The fact that commonly identified risk factors for high utilization are not identified by patients in this study as contributing to their high hospital use highlights the importance of (1) including the patient perspective as an integral part of care plan and intervention development and (2) continuing local work aimed at understanding the risk factors and drivers of high utilization in specific populations. Many programs, including CHAMP at Northwestern and our own hospitalist-run program at Penn Medicine, work closely with patients to develop individualized care plans that aim to address the underlying drivers of high utilization. In our experience, a multidisciplinary committee reviewing patient cases has identified mental health conditions as likely drivers of frequent admissions in over 95% of program patients. In line with the findings here, however, patients themselves often do not see mental health as a significant contributor. If patients do not see factors such as mental health as important, this has significant implications for the development of interventions around these factors as part of a solution to high hospital use.

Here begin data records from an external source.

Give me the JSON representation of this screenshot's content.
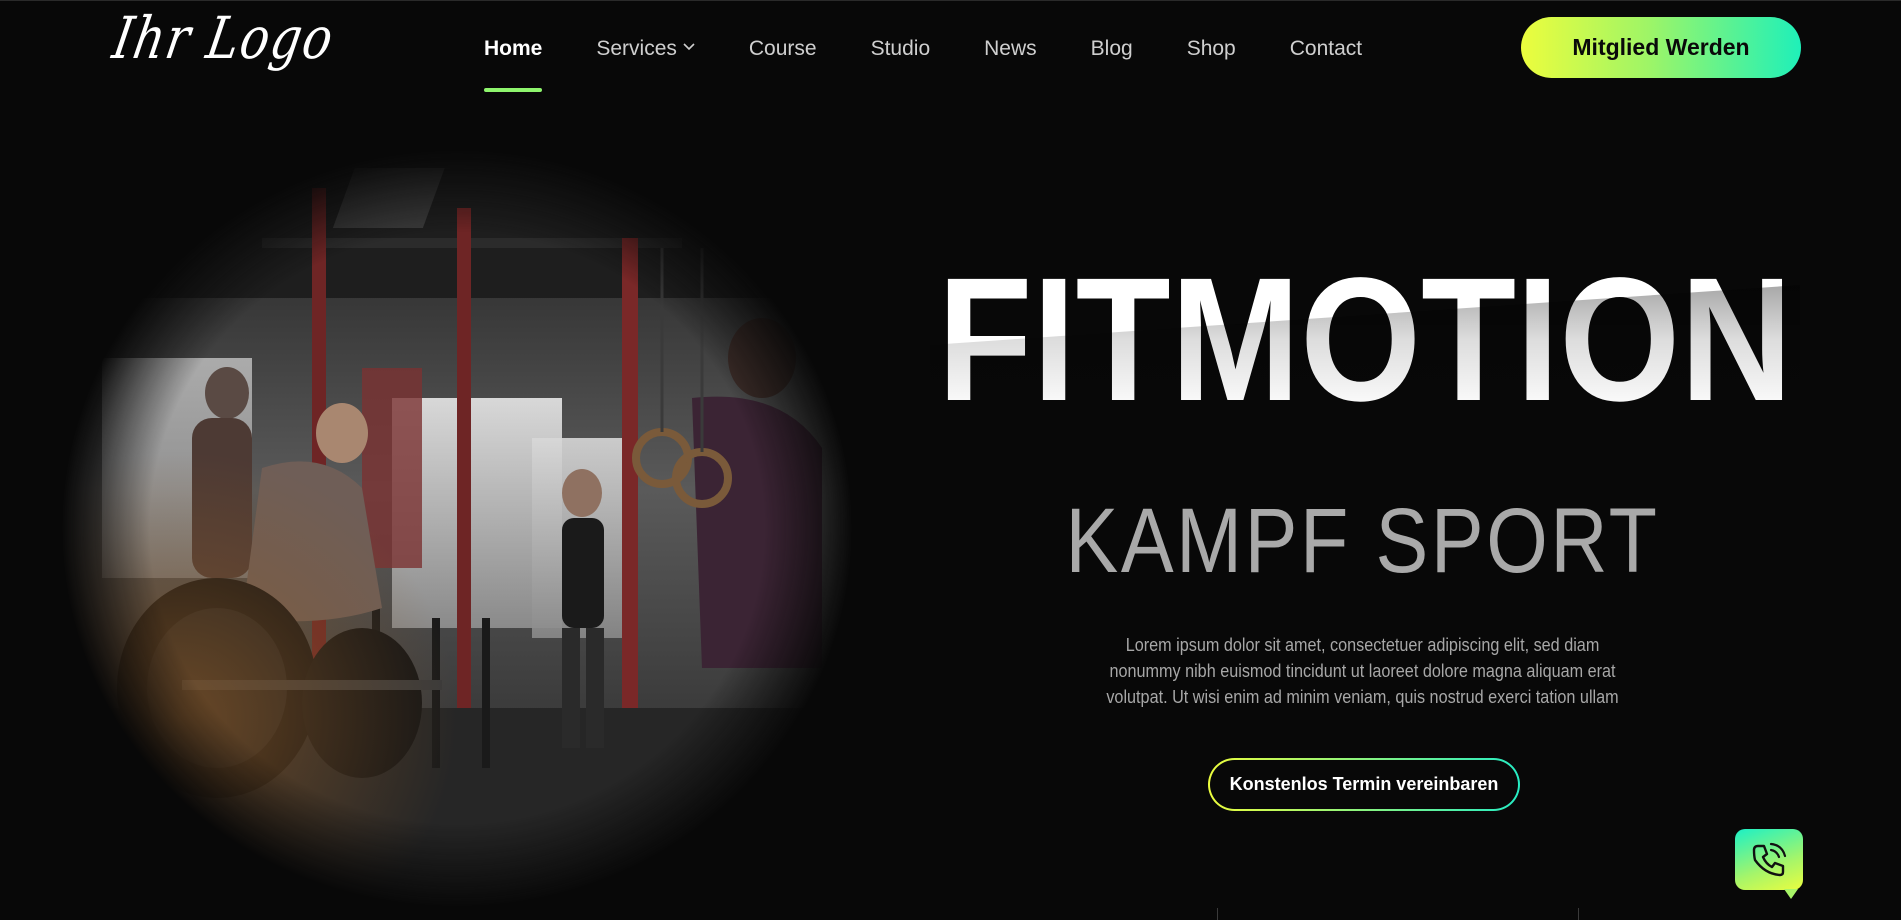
{
  "header": {
    "logo_text": "Ihr Logo",
    "nav": [
      {
        "label": "Home",
        "active": true
      },
      {
        "label": "Services",
        "has_dropdown": true
      },
      {
        "label": "Course"
      },
      {
        "label": "Studio"
      },
      {
        "label": "News"
      },
      {
        "label": "Blog"
      },
      {
        "label": "Shop"
      },
      {
        "label": "Contact"
      }
    ],
    "cta_label": "Mitglied Werden"
  },
  "hero": {
    "title": "FITMOTION",
    "subtitle": "KAMPF SPORT",
    "lead": "Lorem ipsum dolor sit amet, consectetuer adipiscing elit, sed diam nonummy nibh euismod tincidunt ut laoreet dolore magna aliquam erat volutpat. Ut wisi enim ad minim veniam, quis nostrud exerci tation ullam",
    "button_label": "Konstenlos Termin vereinbaren",
    "image_icon": "gym-photo"
  },
  "widgets": {
    "call_icon": "phone-call-icon"
  },
  "colors": {
    "accent_yellow": "#ecfd3d",
    "accent_green": "#8ef56d",
    "accent_teal": "#1ff0b9",
    "background": "#080808"
  }
}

Patients are unlikely to respond to interventions targeting problems that they themselves do not identify as important. This is not to say that drivers such as mental health, housing instability, substance abuse, and behaviors rooted in childhood trauma cannot be addressed if they are not identified by a patient as problems. Rather, interventions must be sensitive to and developed within the context of the patient’s own perceptions and priorities. For any program aimed at addressing the underlying drivers of high utilization, therefore, it is critical to elicit individual patient perspectives and to incorporate them in the development of interventions tailored to a specific patient’s needs. This process not only informs the creation of an individualized care plan but also promotes engagement and builds trust.

In prior work,⁶ O’Leary et al. have joined others throughout the field in calling for standardized definitions of “high utilizers”; this is critical for our ability to compare study results across programs. However, standardizing definitions is just the first step. Individual site studies such as this are needed to help us understand which themes are universal, versus those that are population- and site-specific. They are also important for individual institutions in targeting, developing, and refining local interventions. As a whole, the results will help guide the development of best practices within the field and allow providers to better understand the needs of specific populations. This work is essential to our ability as providers, hospitals, and systems to develop effective interventions for individual patients in this heterogeneous, vulnerable, and high-risk population.

Disclosures

Dr. Knox and Dr. Greysen have nothing to disclose.